An STD System Using Multiple STD Results and Multiple Rescoring Method for NTCIR-12 SpokenQuery&Doc Task

Researches of Spoken Term Detection (STD) have been actively conducted in recent years. The task of STD is searching for a particular speech segment from a large amount of multimedia data that include audio or speech data. In NTCIR-12, a task containing multiple spoken queries is newly added to the STD task. In this paper, we explain an STD system that our team developed for the NTCIR-12 SpokenQuery & Doc task. We have already proposed the various methods to improve the STD accuracy for out-ofvocabulary (OOV) query terms. Our method consists of four steps. First, multiple automatic speech recognizers (ASRs) are performed for spoken documents using triphone, syllables, demiphone and SPS and multiple speech recognition results are obtained.
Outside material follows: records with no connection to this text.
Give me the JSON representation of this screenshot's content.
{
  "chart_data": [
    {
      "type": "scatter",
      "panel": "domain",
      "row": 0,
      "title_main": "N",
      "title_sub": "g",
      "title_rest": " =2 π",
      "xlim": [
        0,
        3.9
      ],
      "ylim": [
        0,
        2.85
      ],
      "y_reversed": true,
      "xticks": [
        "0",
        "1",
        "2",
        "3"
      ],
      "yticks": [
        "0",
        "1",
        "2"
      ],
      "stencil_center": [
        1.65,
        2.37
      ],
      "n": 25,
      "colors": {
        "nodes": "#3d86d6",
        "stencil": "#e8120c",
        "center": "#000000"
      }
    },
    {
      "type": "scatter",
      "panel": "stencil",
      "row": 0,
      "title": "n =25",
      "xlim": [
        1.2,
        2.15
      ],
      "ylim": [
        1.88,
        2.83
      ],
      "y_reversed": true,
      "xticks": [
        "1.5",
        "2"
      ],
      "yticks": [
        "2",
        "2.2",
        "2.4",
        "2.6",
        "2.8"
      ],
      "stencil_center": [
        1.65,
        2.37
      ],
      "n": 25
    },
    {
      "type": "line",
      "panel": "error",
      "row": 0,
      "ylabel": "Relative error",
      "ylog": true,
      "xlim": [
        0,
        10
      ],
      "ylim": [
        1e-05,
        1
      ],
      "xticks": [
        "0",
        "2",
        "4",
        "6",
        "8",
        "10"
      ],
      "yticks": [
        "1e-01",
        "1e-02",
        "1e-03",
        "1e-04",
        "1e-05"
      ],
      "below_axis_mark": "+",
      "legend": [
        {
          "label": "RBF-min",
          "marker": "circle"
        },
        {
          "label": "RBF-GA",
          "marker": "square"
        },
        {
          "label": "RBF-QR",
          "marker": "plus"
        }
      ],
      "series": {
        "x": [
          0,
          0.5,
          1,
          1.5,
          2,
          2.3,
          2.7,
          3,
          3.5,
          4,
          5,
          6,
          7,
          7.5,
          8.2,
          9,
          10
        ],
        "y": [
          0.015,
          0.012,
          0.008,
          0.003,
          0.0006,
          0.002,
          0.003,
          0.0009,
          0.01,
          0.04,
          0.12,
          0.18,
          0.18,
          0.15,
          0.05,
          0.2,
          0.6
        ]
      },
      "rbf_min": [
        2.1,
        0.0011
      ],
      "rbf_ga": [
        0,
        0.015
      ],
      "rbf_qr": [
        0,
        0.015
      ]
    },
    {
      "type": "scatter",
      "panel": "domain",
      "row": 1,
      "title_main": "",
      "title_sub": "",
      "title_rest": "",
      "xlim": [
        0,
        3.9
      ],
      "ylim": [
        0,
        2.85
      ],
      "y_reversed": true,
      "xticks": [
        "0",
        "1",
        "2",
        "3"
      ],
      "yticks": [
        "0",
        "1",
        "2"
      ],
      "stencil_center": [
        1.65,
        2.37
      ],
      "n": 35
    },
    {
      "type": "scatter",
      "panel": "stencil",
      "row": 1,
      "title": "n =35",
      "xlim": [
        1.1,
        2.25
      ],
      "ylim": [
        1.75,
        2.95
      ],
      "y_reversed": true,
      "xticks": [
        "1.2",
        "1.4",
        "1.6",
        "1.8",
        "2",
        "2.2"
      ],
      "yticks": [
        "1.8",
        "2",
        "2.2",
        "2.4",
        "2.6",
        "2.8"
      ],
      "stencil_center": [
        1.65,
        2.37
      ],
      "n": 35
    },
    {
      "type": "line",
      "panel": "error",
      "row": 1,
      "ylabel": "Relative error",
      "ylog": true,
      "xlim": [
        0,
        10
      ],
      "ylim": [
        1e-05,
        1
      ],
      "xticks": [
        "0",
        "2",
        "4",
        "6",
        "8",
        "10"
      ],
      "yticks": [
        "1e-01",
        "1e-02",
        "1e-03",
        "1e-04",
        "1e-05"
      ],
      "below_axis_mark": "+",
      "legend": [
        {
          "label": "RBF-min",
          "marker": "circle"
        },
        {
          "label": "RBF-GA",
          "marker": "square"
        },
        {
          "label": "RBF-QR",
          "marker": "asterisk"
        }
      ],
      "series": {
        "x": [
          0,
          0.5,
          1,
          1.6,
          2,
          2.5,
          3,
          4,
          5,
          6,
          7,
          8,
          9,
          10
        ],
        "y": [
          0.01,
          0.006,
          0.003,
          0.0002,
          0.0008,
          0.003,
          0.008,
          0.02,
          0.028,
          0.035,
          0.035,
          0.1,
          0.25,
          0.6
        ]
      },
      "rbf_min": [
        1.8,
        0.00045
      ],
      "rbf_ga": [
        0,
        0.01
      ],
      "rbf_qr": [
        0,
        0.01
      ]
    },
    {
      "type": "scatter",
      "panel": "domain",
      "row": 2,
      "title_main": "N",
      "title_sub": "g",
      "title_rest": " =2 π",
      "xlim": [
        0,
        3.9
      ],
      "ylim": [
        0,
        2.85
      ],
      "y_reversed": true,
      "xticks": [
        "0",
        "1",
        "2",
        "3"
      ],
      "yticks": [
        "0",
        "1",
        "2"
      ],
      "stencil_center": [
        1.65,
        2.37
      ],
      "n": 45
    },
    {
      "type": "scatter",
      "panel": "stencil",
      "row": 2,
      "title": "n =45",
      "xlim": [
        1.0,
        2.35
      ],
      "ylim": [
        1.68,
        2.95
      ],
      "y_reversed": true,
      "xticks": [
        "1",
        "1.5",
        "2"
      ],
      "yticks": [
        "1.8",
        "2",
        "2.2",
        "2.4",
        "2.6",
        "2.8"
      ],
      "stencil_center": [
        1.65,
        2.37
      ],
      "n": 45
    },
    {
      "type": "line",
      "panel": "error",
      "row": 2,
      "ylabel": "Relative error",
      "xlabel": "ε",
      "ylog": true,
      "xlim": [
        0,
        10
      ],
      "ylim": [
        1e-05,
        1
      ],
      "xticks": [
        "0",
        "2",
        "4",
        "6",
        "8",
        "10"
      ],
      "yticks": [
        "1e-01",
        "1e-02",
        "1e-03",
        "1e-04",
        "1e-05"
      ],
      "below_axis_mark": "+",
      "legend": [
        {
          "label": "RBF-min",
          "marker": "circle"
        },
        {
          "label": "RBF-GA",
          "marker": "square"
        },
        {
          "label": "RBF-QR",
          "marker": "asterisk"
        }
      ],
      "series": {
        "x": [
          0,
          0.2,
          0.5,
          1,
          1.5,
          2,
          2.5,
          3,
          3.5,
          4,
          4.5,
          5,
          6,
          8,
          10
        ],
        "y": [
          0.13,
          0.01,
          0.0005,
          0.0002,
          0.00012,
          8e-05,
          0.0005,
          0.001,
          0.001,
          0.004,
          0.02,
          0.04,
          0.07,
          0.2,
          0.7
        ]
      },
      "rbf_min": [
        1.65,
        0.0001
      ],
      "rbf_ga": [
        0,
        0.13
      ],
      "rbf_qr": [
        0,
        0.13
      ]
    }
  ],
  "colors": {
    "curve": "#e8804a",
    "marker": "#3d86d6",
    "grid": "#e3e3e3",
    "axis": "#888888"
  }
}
Retrieval results are obtained for each subword unit. Second, these retrieval results are integrated [1][2]. Third, we apply a rescoring method to improve the STD accuracy that contains highly ranked candidates [3]. Lastly, a rescoring method is applied to compare a query with spoken documents in more detail by using the posterior probability obtained from Deep Neural Network (DNN) [4]. We apply this method to only the top candidates to reduce the retrieval time [5]. For a spoken query, we use two rescoring methods. First method compares two posterior probability vectors of the spoken query and spoken documents. Second method utilizes the papers in proceedings. We apply these methods to the test collection of NTCIR-12 and show experimental results for these methods.